A statistical methodology integrating resampling techniques to evaluate public health impact after introduction of reduced-risks products in Japan
Statistical modeling methodologies to predict the impact of reduced-risk products (with the potential to reduce the public health risks associated with smoking, “RRP”), namely e-cigarettes and heated tobacco products, require many input parameters; i) demographics projections (e.g. births, deaths, migrations), ii) status and evolution of tobacco consumers’ prevalence (e.g. initiations, cessations, product transitions), and iii) estimates of the potential reduced-risk of new products (as compared to the risks associated with smoking conventional cigarettes).

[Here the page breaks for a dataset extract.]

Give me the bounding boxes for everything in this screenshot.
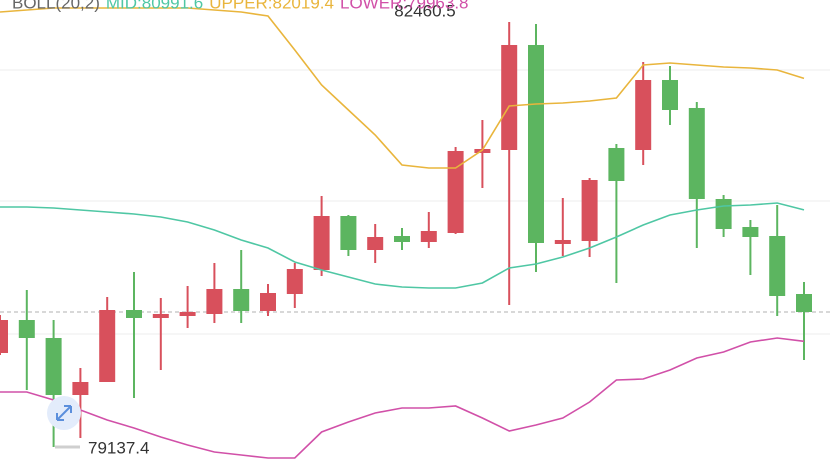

Generally, due to the large volume of data and heavy computation processing time, a small range of input parameters is carefully selected (e.g. low, medium, high scenarios) and is evaluated for sensitivity purposes.

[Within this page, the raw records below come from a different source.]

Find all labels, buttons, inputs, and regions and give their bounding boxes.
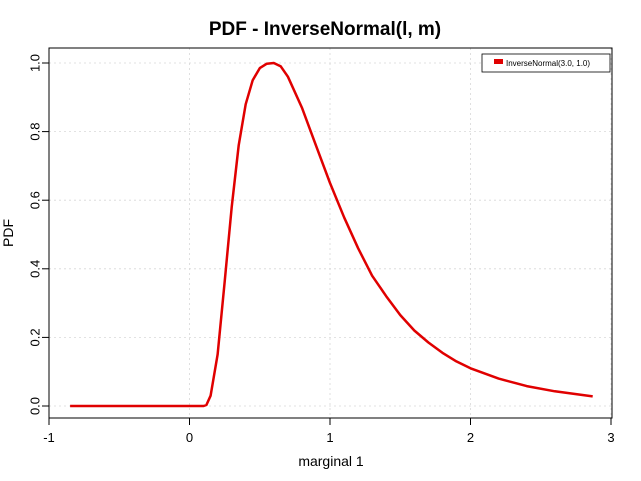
x-tick-label: 0	[186, 430, 193, 445]
x-tick-label: -1	[43, 430, 55, 445]
x-tick-label: 3	[607, 430, 614, 445]
legend-label: InverseNormal(3.0, 1.0)	[506, 59, 590, 68]
y-tick-label: 0.6	[27, 191, 42, 209]
y-tick-label: 0.8	[27, 123, 42, 141]
x-tick-label: 2	[467, 430, 474, 445]
legend-swatch	[494, 59, 503, 64]
y-tick-label: 0.4	[27, 260, 42, 278]
x-axis: -1 0 1 2 3	[43, 418, 615, 445]
x-axis-label: marginal 1	[298, 453, 364, 469]
y-tick-label: 0.0	[27, 397, 42, 415]
chart-title: PDF - InverseNormal(l, m)	[209, 19, 441, 40]
series-line-inversenormal	[70, 61, 593, 408]
y-tick-label: 1.0	[27, 54, 42, 72]
legend: InverseNormal(3.0, 1.0)	[481, 53, 611, 73]
y-axis-label: PDF	[0, 219, 16, 247]
legend-box	[481, 53, 611, 73]
y-axis: 0.0 0.2 0.4 0.6 0.8 1.0	[27, 54, 49, 415]
x-tick-label: 1	[326, 430, 333, 445]
y-tick-label: 0.2	[27, 328, 42, 346]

The objective of this work is to build a statistical platform to compute valid and reliable predictions integrating exhaustive variability by inputting not only point estimates but the full parameter distributions.
A standard SAS/IML® script using resampling techniques simulations has been created to mimic the density of the reduced-risk profile and smoking status transition rates probabilities coming either from assumptions defined by the users of the platform or from clinical biomarker and observational studies.

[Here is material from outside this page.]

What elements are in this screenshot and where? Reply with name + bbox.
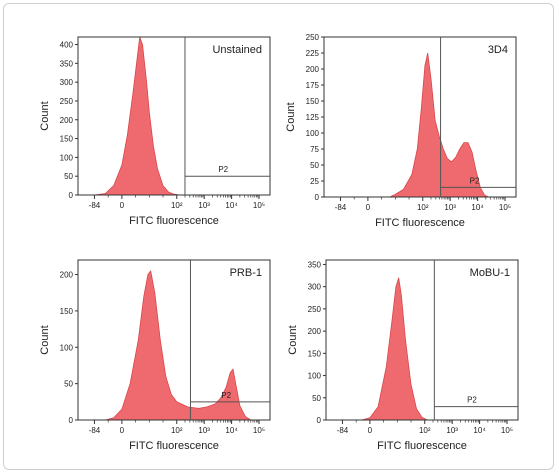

The script is producing automatic outputs showing the predictive demographics distribution over time including life-year gain in a population after introduction of an RRP. Sensitivity and robustness of the model can then be checked by looking at percentiles of all simulations (e.g. 5% lowest percentile showing positive life-year gain after introduction).
This method has been applied using official Japanese demographics projections, vital statistics and smoking prevalence data to better describe what would be the impact of model parameters variability on public health predictions after introduction of a new RRP.